Department of Thoracic Surgery, University Hospitals Leuven, Leuven, Belgium.
Leuven Biostatistics and Statistical Bioinformatics Centre (L-BioStat), Leuven, Belgium.
Eur J Cardiothorac Surg. 2018 Jul 1;54(1):134-140. doi: 10.1093/ejcts/ezy018.
Current guidelines recommend preoperative invasive mediastinal staging in centrally located tumours with negative mediastinum on positron emission tomography-computed tomography, based on a 20-30% prevalence of occult mediastinal disease (pN2-3). However, a uniform definition of central tumour location is lacking. Our objective was to determine the best definition in predicting occult pN2-3.

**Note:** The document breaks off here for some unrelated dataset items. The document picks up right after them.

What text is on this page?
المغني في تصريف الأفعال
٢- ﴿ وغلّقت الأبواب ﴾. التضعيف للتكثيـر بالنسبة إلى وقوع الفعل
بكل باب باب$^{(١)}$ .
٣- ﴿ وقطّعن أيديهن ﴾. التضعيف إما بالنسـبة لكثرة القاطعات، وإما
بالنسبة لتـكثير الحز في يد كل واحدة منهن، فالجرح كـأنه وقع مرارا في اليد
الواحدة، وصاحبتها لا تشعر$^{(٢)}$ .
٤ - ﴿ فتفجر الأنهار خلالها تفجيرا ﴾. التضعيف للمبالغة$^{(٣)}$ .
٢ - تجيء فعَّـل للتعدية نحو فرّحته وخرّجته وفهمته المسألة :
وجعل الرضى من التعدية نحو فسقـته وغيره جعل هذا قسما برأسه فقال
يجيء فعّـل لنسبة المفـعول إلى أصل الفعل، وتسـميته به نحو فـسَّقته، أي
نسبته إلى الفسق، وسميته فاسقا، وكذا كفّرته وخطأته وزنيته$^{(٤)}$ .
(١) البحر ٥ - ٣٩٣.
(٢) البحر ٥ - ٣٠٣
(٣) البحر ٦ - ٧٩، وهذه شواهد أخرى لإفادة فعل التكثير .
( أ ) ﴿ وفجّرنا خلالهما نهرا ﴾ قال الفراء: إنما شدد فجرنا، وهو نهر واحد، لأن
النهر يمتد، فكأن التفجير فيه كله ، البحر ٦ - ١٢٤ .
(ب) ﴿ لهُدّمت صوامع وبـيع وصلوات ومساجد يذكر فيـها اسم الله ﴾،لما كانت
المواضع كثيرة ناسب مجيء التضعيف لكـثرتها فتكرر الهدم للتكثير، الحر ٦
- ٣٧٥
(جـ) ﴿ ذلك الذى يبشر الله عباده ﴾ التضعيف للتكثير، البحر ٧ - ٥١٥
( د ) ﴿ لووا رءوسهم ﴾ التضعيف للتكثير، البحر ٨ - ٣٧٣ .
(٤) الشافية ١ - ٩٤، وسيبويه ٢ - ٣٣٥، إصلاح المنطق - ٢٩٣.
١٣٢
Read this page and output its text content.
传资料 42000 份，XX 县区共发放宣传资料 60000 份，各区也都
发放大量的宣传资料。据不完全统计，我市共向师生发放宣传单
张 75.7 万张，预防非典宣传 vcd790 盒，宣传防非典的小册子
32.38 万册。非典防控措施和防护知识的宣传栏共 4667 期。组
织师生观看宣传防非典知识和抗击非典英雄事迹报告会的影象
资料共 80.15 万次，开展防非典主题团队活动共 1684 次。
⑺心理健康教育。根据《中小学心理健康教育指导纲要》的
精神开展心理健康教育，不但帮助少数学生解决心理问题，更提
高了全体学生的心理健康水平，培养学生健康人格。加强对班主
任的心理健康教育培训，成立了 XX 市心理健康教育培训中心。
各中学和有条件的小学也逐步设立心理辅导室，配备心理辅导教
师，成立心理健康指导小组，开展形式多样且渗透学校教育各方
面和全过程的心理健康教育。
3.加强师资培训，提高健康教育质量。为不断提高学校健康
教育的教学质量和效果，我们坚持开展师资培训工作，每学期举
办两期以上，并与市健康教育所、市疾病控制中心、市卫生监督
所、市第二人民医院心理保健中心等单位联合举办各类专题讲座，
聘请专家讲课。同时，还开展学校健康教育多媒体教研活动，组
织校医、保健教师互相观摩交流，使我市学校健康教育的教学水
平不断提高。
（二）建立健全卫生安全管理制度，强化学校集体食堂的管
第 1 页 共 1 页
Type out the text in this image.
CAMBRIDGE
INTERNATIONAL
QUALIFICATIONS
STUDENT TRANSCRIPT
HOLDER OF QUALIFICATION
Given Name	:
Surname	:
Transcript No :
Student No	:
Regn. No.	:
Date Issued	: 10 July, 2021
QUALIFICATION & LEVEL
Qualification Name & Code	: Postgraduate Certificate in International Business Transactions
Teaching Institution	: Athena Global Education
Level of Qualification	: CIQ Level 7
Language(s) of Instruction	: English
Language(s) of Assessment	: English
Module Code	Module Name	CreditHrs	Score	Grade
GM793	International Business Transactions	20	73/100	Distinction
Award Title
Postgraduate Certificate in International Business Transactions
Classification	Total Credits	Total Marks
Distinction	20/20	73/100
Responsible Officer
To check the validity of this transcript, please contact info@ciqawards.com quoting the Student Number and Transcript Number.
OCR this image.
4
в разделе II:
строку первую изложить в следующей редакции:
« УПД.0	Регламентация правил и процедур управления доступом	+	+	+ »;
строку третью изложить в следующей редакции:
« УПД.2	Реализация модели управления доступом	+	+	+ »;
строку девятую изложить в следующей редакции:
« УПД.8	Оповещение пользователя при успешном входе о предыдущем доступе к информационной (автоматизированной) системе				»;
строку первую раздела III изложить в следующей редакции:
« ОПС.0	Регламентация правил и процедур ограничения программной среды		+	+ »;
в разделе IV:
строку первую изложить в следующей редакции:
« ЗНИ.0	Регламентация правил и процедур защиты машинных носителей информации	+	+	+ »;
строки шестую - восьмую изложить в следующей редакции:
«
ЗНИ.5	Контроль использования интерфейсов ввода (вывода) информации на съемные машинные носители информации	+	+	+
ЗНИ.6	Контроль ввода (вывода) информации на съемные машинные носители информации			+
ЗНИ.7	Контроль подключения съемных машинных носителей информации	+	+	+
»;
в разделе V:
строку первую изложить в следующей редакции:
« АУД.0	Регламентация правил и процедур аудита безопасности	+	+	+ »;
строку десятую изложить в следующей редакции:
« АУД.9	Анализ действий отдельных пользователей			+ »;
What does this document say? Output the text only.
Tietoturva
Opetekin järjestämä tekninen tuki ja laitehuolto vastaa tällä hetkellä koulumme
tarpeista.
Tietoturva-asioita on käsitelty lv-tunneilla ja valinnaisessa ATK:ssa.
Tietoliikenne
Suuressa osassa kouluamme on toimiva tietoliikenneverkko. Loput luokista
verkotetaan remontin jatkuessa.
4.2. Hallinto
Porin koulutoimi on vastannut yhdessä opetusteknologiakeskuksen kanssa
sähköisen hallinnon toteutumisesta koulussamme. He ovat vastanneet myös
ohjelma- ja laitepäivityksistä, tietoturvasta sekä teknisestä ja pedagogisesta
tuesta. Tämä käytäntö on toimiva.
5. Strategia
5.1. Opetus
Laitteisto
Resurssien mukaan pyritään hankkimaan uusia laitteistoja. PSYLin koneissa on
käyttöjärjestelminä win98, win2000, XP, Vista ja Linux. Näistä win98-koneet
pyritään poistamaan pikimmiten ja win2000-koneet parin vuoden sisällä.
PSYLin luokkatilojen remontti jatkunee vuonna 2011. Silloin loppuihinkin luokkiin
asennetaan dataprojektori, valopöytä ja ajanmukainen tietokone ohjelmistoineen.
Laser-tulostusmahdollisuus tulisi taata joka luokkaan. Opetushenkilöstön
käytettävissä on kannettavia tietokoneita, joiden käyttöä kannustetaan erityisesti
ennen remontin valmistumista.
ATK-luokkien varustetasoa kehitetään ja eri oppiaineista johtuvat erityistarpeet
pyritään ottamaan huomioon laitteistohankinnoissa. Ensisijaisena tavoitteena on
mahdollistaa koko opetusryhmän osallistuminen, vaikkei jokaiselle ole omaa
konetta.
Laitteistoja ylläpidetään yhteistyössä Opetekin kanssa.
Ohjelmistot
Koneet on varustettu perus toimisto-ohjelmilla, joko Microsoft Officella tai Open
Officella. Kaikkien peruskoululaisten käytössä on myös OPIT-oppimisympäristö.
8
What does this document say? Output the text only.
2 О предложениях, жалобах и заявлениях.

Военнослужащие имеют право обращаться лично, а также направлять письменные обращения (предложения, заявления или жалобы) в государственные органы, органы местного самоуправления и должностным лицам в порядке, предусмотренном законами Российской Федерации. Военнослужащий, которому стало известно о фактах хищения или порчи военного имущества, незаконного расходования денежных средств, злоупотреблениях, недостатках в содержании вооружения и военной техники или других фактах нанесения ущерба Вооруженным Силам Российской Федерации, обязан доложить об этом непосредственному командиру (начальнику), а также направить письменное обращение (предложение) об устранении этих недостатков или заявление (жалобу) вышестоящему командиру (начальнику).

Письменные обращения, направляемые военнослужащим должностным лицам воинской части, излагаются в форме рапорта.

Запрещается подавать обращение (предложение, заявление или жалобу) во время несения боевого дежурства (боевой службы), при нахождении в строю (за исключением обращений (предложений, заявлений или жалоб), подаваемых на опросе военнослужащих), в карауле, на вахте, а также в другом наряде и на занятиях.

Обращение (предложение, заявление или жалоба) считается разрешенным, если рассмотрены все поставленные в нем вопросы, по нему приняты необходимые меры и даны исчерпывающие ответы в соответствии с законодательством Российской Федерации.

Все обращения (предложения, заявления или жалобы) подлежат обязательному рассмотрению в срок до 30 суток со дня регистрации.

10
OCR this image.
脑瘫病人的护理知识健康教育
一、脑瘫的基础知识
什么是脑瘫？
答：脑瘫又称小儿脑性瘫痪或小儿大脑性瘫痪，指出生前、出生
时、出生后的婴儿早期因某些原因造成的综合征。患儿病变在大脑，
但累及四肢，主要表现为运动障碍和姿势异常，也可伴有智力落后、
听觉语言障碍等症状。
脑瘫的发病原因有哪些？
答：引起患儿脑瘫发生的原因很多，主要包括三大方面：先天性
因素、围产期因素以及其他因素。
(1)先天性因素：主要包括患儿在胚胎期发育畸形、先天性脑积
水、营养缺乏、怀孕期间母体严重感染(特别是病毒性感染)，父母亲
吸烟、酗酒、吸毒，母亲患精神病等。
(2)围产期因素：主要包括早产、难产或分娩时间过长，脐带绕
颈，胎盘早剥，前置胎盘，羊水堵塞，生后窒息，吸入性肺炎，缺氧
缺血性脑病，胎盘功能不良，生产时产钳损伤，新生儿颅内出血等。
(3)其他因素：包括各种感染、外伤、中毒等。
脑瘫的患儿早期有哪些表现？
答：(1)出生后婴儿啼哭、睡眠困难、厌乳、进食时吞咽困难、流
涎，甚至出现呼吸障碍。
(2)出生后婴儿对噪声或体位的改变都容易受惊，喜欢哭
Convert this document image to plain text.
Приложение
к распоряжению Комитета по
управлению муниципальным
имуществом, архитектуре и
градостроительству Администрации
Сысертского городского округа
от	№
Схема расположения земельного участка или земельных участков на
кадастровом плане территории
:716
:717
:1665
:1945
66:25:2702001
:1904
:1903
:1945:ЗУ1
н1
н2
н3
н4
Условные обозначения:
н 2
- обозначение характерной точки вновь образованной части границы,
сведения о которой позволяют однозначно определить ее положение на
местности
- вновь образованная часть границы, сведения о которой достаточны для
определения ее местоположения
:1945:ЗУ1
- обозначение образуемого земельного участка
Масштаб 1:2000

A single-institution database was queried for patients with (suspected) non-small-cell lung cancer staged cN0 after positron emission tomography-computed tomography and referred to invasive staging and/or primary surgery. We evaluated 5 definitions: inner 1/3, inner 2/3, contact with bronchovascular structures, ≤2 cm from bronchus or endobronchial visualization.
Between 2005 and 2015, 813 patients were eligible (cT1: 42%, cT2: 28%, cT3: 17% and cT4: 11%). Invasive mediastinal staging and resection were performed in 30% and 97% of patients, respectively. Any nodal upstaging (pN+) was found in 21% of patients, of whom pN2-3 was found in 8%. Central tumour location demonstrated 4 times higher odds for any pN+ [for inner 1/3 vs outer 2/3, odds ratio 3.90 (95% confidence interval 2.24-6.77), P < 0.001], whereas no significantly different odds was observed for pN2-3. The discriminative ability for pN+ was not significantly different between the several definitions.
The prevalence of occult pN2-3 was only 8% when modern fusion positron emission tomography-computed tomography imaging pointed at clinical N0 non-small-cell lung cancer. None of the 5 verified definitions of centrality was predictive for occult pN2-3. However, each definition of centrality was related to any pN+ at a prevalence of 21%, without significant differences in discriminative ability between definitions. These data question whether indication for preoperative invasive mediastinal staging should be based on centrality alone.
目前的指南建议对正电子发射断层扫描-计算机断层扫描(PET-CT)检查提示纵隔阴性的中央型肿瘤进行术前有创纵隔分期,如果存在 20-30%的隐匿性纵隔疾病(pN2-3)的患病率。然而,对于中央型肿瘤的统一定义却有所缺失。我们的目标是确定预测隐匿性 pN2-3 的最佳定义。
通过查询单机构数据库,找出经过 PET-CT 检查后分期为 cN0(疑似)非小细胞肺癌且需进行有创纵隔分期和/或原发性手术的患者。我们评估了 5 种定义:内 1/3、内 2/3、与支气管血管结构接触、距支气管或支气管内可视化≤2cm。
2005 年至 2015 年,共有 813 名患者符合条件(cT1:42%,cT2:28%,cT3:17%和 cT4:11%)。分别有 30%和 97%的患者进行了有创纵隔分期和切除术。21%的患者存在任何淋巴结分期上调(pN+),其中 8%为 pN2-3。中央型肿瘤位置使任何 pN+的几率增加了 4 倍[内 1/3 与外 2/3 相比,比值比 3.90(95%置信区间 2.24-6.77),P<0.001],而 pN2-3 的几率则无明显差异。对于 pN+,几种定义之间的判别能力无显著差异。
当现代融合 PET-CT 成像提示临床 N0 非小细胞肺癌时,隐匿性 pN2-3 的患病率仅为 8%。验证的 5 种中央性定义均不能预测隐匿性 pN2-3。然而,每种中央性定义都与任何 pN+相关,患病率为 21%,定义之间的判别能力无显著差异。这些数据质疑术前有创纵隔分期的指征是否应仅基于中央性。